A seleção brasileira do É Tudo Verdade 2019 reuniu sete filmes de grandes qualidades. “Soldados da Borracha”, do cearense Wolney Oliveira, é um vigoroso registro da saga de 60 mil brasileiros que foram coletar látex, numa Amazônia inóspita, para fornecer borracha aos Aliados, durante a Segunda Guerra Mundial. Quase metade deles morreu vítima da malária e da incúria. O filme foi eleito o melhor da competição pelo júri ABD-SP.

“Soldados Estrangeiros” é o melhor longa-metragem de José Joffily (este, em parceria com Pedro Rossi). A partir do testemunho de três brasileiros engajados em exércitos internacionais (a Legião Estrangeira francesa, as Forças Armadas de Israel e os Marines dos EUA), a dupla constrói um filme original, substantivo e impactante.
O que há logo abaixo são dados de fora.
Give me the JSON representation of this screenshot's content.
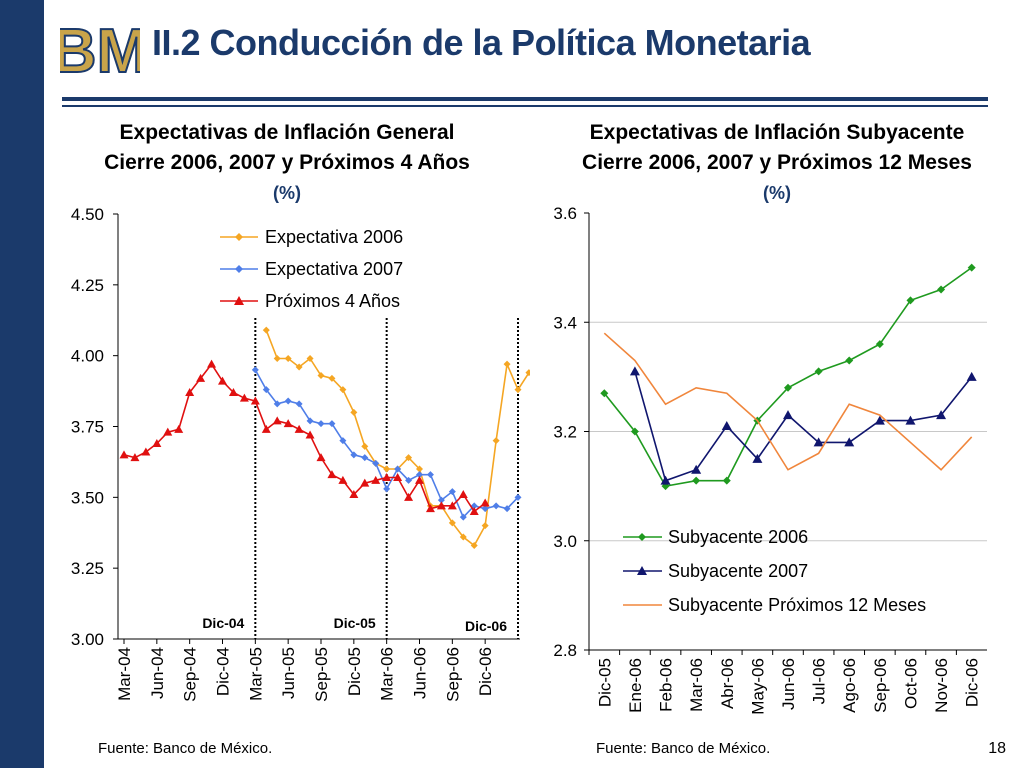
{
  "page": {
    "title": "II.2 Conducción de la Política Monetaria",
    "page_number": "18",
    "logo_text": "BM",
    "brand_color": "#1b3a6b"
  },
  "chart_left": {
    "title_line1": "Expectativas de Inflación General",
    "title_line2": "Cierre 2006, 2007 y Próximos 4 Años",
    "unit": "(%)",
    "source": "Fuente: Banco de México."
  },
  "chart_right": {
    "title_line1": "Expectativas de Inflación Subyacente",
    "title_line2": "Cierre 2006, 2007 y Próximos 12 Meses",
    "unit": "(%)",
    "source": "Fuente: Banco de México."
  },
  "chart_data": [
    {
      "type": "line",
      "ylim": [
        3.0,
        4.5
      ],
      "yticks": [
        "3.00",
        "3.25",
        "3.50",
        "3.75",
        "4.00",
        "4.25",
        "4.50"
      ],
      "ytick_values": [
        3.0,
        3.25,
        3.5,
        3.75,
        4.0,
        4.25,
        4.5
      ],
      "xticks": [
        "Mar-04",
        "Jun-04",
        "Sep-04",
        "Dic-04",
        "Mar-05",
        "Jun-05",
        "Sep-05",
        "Dic-05",
        "Mar-06",
        "Jun-06",
        "Sep-06",
        "Dic-06"
      ],
      "legend_position": "top-center",
      "grid": false,
      "vlines": [
        {
          "label": "Dic-04",
          "x": 12
        },
        {
          "label": "Dic-05",
          "x": 24
        },
        {
          "label": "Dic-06",
          "x": 36
        }
      ],
      "series": [
        {
          "name": "Expectativa 2006",
          "color": "#f5a623",
          "marker": "diamond",
          "start": 13,
          "values": [
            4.09,
            3.99,
            3.99,
            3.96,
            3.99,
            3.93,
            3.92,
            3.88,
            3.8,
            3.68,
            3.62,
            3.6,
            3.6,
            3.64,
            3.6,
            3.47,
            3.47,
            3.41,
            3.36,
            3.33,
            3.4,
            3.7,
            3.97,
            3.88,
            3.94
          ]
        },
        {
          "name": "Expectativa 2007",
          "color": "#4f7ee8",
          "marker": "diamond",
          "start": 12,
          "values": [
            3.95,
            3.88,
            3.83,
            3.84,
            3.83,
            3.77,
            3.76,
            3.76,
            3.7,
            3.65,
            3.64,
            3.62,
            3.53,
            3.6,
            3.56,
            3.58,
            3.58,
            3.49,
            3.52,
            3.43,
            3.47,
            3.46,
            3.47,
            3.46,
            3.5
          ]
        },
        {
          "name": "Próximos 4 Años",
          "color": "#e01010",
          "marker": "triangle",
          "start": 0,
          "values": [
            3.65,
            3.64,
            3.66,
            3.69,
            3.73,
            3.74,
            3.87,
            3.92,
            3.97,
            3.91,
            3.87,
            3.85,
            3.84,
            3.74,
            3.77,
            3.76,
            3.74,
            3.72,
            3.64,
            3.58,
            3.56,
            3.51,
            3.55,
            3.56,
            3.57,
            3.57,
            3.5,
            3.56,
            3.46,
            3.47,
            3.47,
            3.51,
            3.45,
            3.48
          ]
        }
      ]
    },
    {
      "type": "line",
      "ylim": [
        2.8,
        3.6
      ],
      "yticks": [
        "2.8",
        "3.0",
        "3.2",
        "3.4",
        "3.6"
      ],
      "ytick_values": [
        2.8,
        3.0,
        3.2,
        3.4,
        3.6
      ],
      "categories": [
        "Dic-05",
        "Ene-06",
        "Feb-06",
        "Mar-06",
        "Abr-06",
        "May-06",
        "Jun-06",
        "Jul-06",
        "Ago-06",
        "Sep-06",
        "Oct-06",
        "Nov-06",
        "Dic-06"
      ],
      "legend_position": "bottom-right",
      "grid": true,
      "series": [
        {
          "name": "Subyacente 2006",
          "color": "#1f9a1f",
          "marker": "diamond",
          "values": [
            3.27,
            3.2,
            3.1,
            3.11,
            3.11,
            3.22,
            3.28,
            3.31,
            3.33,
            3.36,
            3.44,
            3.46,
            3.5
          ]
        },
        {
          "name": "Subyacente 2007",
          "color": "#10166e",
          "marker": "triangle",
          "values": [
            null,
            3.31,
            3.11,
            3.13,
            3.21,
            3.15,
            3.23,
            3.18,
            3.18,
            3.22,
            3.22,
            3.23,
            3.3
          ]
        },
        {
          "name": "Subyacente Próximos 12 Meses",
          "color": "#f0863c",
          "marker": "none",
          "values": [
            3.38,
            3.33,
            3.25,
            3.28,
            3.27,
            3.22,
            3.13,
            3.16,
            3.25,
            3.23,
            3.18,
            3.13,
            3.19
          ]
        }
      ]
    }
  ]
}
“Niède”, de Tiago Tambelli, constrói um envolvente (apesar de seus 135 minutos) retrato da octogenária arqueóloga paulista, de origem francesa, Niède Guidon, criadora do Parque da Serra da Capivara, orgulho do Piauí. O filme soma muitas e essenciais informações a tempos reflexivos e sensoriais, nos levando ao passado remoto e nos trazendo ao Brasil de nossos dias. Niède é uma grande e incansável narradora.

Dois filmes sobre a poderosa música popular brasileira encantaram o público (que não vota no É Tudo Verdade). “Dorival Caymmi – Um Homem de Afetos”, de Daniela Broitman, imantou a todos com o carisma do artista baiano, um sedutor nato, que ensinou Carmen Miranda a revirar os olhos (prática que ele, Caymmi, nunca abandonou). Além das canções do homem que conversava com o vento e com o mar, o filme exala afeto, sem fugir das zonas de sombra do biografado. Os próprios filhos (Nana Caymmi, em depoimento sincero e, pasmem, elegante e sóbrio) contam que o pai era moralista (passou sete anos sem trocar palavra com a filha, porque ela desquitou-se) e mulherengo (causando imensos dissabores à esposa Stella, que abandonou a carreira de cantora para dedicar-se integralmente a ele).

“Rumo”, de Flávio Frederico e Mariana Pamplona, pode ser definido como um documentário-comédia. Claro que, neste propósito, enriquecido pelo uso do cinema de animação (cada vez mais forte no cinema documental), a dupla encontrou substantiva matéria-prima nos dez integrantes do grupo uspiano que integrou a Vanguarda Paulista oitentista. São divertidíssimos os depoimentos de Luiz Tatit, Ná Ozetti, Gal Oppido, Akira Ueno e pares. Verdadeiro exército de Brancaleone da canção quase falada, os “rumeiros” enfrentam como podem os imensos empecilhos encontrados, ao longo de décadas, frente à poderosa indústria cultural.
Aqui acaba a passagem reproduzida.